Gefühlte Stunden schwankte ich zwischen Träumen und Wachen. Eisige Kälte kroch vom Boden durch meine Glieder. Da ich nicht einmal eine dünne Decke besaß, in die ich mich hätte einwickeln können, musste ich damit klarkommen. Ich hatte mich in die hinterste Ecke, die am weitesten von der Tür entfernt war, gesetzt, sodass ich diese beobachten konnte. Ich wollte vorbereitet sein, sollte jemand hereinkommen. Nachdem das Adrenalin nachgelassen hatte, war ich unendlich müde geworden. Aber ich traute mich nicht zu schlafen, aus Angst vor dem, was sie mir antun könnten.

Dennoch fielen mir immer wieder die Augen zu. Bis von draußen aufgeregte Stimmen ertönten. Mein Herz blieb stehen, als ich eine von ihnen wiedererkannte.

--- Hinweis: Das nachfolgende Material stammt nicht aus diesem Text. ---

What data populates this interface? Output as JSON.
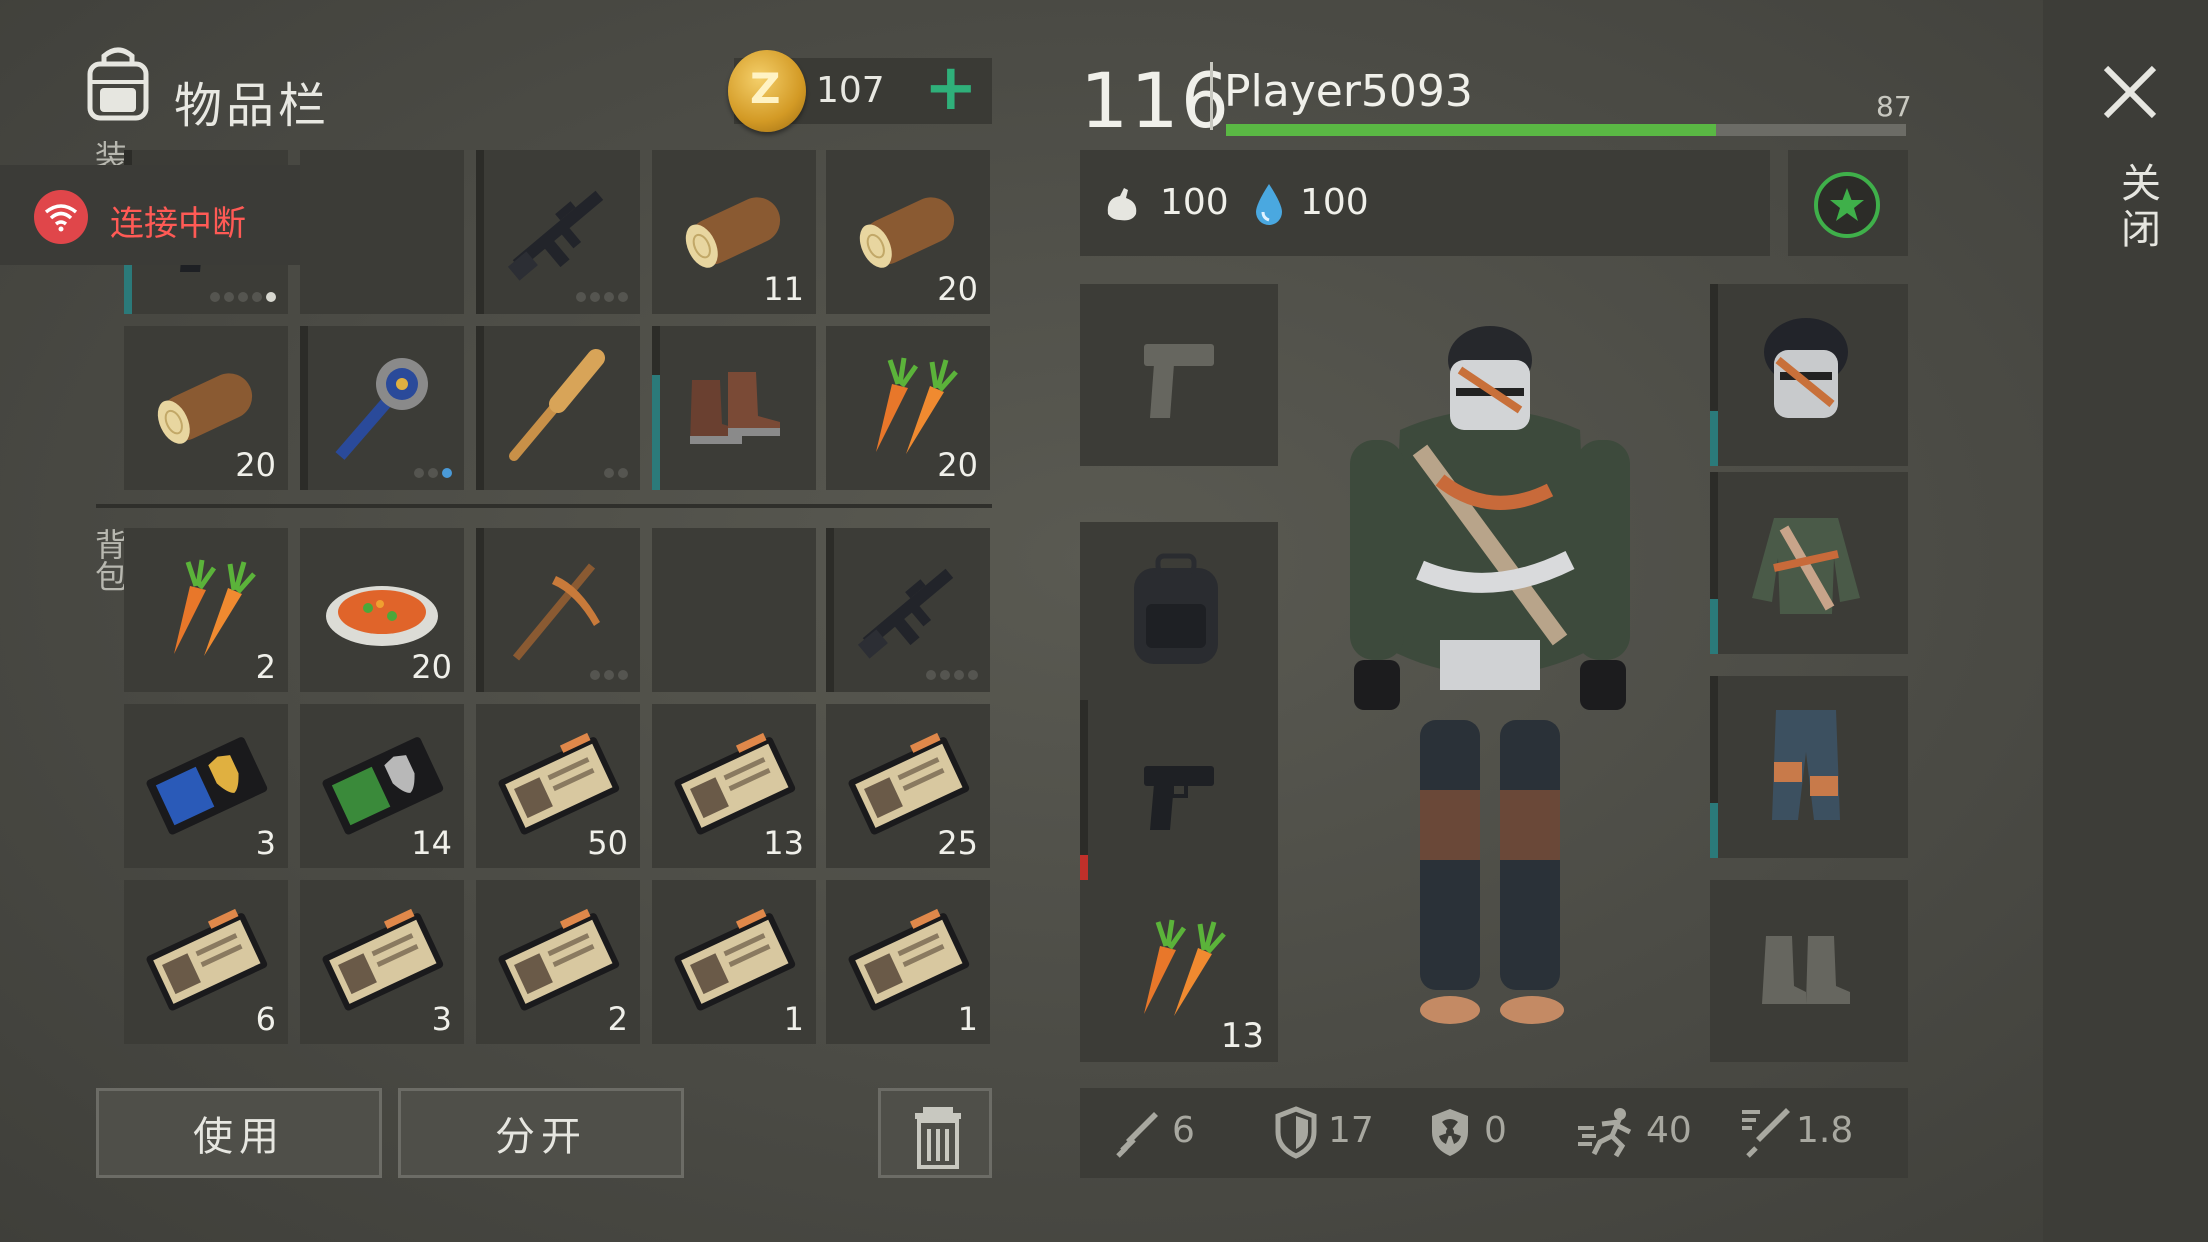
{
  "header": {
    "title": "物品栏",
    "coins": "107",
    "add_label": "+"
  },
  "connection": {
    "label": "连接中断"
  },
  "side_labels": {
    "hotbar": "装",
    "backpack": "背包"
  },
  "hotbar": [
    {
      "name": "pistol",
      "qty": "",
      "dots": [
        0,
        0,
        0,
        0,
        1
      ],
      "bar": 0.3
    },
    {
      "name": "empty",
      "qty": "",
      "dots": [],
      "bar": null
    },
    {
      "name": "assault-rifle",
      "qty": "",
      "dots": [
        0,
        0,
        0,
        0
      ],
      "bar": 0.0
    },
    {
      "name": "log",
      "qty": "11",
      "dots": [],
      "bar": null
    },
    {
      "name": "log",
      "qty": "20",
      "dots": [],
      "bar": null
    },
    {
      "name": "log",
      "qty": "20",
      "dots": [],
      "bar": null
    },
    {
      "name": "spiked-mace",
      "qty": "",
      "dots": [
        0,
        0,
        2
      ],
      "bar": 0.0
    },
    {
      "name": "baseball-bat",
      "qty": "",
      "dots": [
        0,
        0
      ],
      "bar": 0.0
    },
    {
      "name": "boots",
      "qty": "",
      "dots": [],
      "bar": 0.7
    },
    {
      "name": "carrot",
      "qty": "20",
      "dots": [],
      "bar": null
    }
  ],
  "backpack": [
    {
      "name": "carrot",
      "qty": "2",
      "dots": [],
      "bar": null
    },
    {
      "name": "stew",
      "qty": "20",
      "dots": [],
      "bar": null
    },
    {
      "name": "pickaxe",
      "qty": "",
      "dots": [
        0,
        0,
        0
      ],
      "bar": 0.0
    },
    {
      "name": "empty",
      "qty": "",
      "dots": [],
      "bar": null
    },
    {
      "name": "assault-rifle",
      "qty": "",
      "dots": [
        0,
        0,
        0,
        0
      ],
      "bar": 0.0
    },
    {
      "name": "police-badge-gold",
      "qty": "3",
      "dots": [],
      "bar": null
    },
    {
      "name": "police-badge-silver",
      "qty": "14",
      "dots": [],
      "bar": null
    },
    {
      "name": "patrol-id",
      "qty": "50",
      "dots": [],
      "bar": null
    },
    {
      "name": "patrol-id",
      "qty": "13",
      "dots": [],
      "bar": null
    },
    {
      "name": "patrol-id",
      "qty": "25",
      "dots": [],
      "bar": null
    },
    {
      "name": "patrol-id",
      "qty": "6",
      "dots": [],
      "bar": null
    },
    {
      "name": "patrol-id",
      "qty": "3",
      "dots": [],
      "bar": null
    },
    {
      "name": "patrol-id",
      "qty": "2",
      "dots": [],
      "bar": null
    },
    {
      "name": "patrol-id",
      "qty": "1",
      "dots": [],
      "bar": null
    },
    {
      "name": "patrol-id",
      "qty": "1",
      "dots": [],
      "bar": null
    }
  ],
  "actions": {
    "use": "使用",
    "split": "分开"
  },
  "player": {
    "level": "116",
    "name": "Player5093",
    "xp_value": "87",
    "xp_fraction": 0.72,
    "food": "100",
    "water": "100"
  },
  "equipment": {
    "left": [
      {
        "name": "pistol-slot-empty",
        "qty": ""
      },
      {
        "name": "backpack",
        "qty": ""
      },
      {
        "name": "pistol",
        "qty": ""
      },
      {
        "name": "carrot",
        "qty": "13"
      }
    ],
    "right": [
      {
        "name": "helmet",
        "qty": ""
      },
      {
        "name": "jacket",
        "qty": ""
      },
      {
        "name": "pants",
        "qty": ""
      },
      {
        "name": "boots-slot-empty",
        "qty": ""
      }
    ]
  },
  "stats": {
    "attack": "6",
    "defense": "17",
    "resist": "0",
    "speed": "40",
    "attack_speed": "1.8"
  },
  "close": {
    "label": "关闭"
  },
  "colors": {
    "accent_green": "#5ab844",
    "teal_bar": "#2b7a7a",
    "alert_red": "#e0464a"
  }
}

»Glaubt mir, ihr werdet begeistert sein. Sie ist ein sehr schönes Exemplar.«

Es war Sebastian, einer der Männer, die mich zu dem seltsamen Verhör gebracht hatten. Auch wenn er keinen Namen genannt hatte, konnte ich mir denken, dass sie sich auf dem Weg zu mir befanden. In der Erwartung, sie gleich durch die Tür hereinkommen zu sehen, stand ich auf und wich ich noch enger an die Wand heran, als könnte ich mit ihr verschmelzen. Ich wünschte, sie würden wieder umkehren und mich in Ruhe lassen.

Die Schritte verstummten und ich sah ängstlich in Richtung Eingang. Meine Anspannung wuchs, als sekundenlang weder ein Schlüssel klapperte noch irgendein anderes Geräusch zu hören war. Im nächsten Moment lösten sich drei Schatten aus den Wänden, die langsam Gestalt annahmen. Entsetzt keuchte ich auf, weil sich einer der Jungen direkt vor mir befand. Das konnte nur eins bedeuten: Die drei beherrschten die Fähigkeit der Phasenverschiebung, womit sie durch feste Materie gehen konnten.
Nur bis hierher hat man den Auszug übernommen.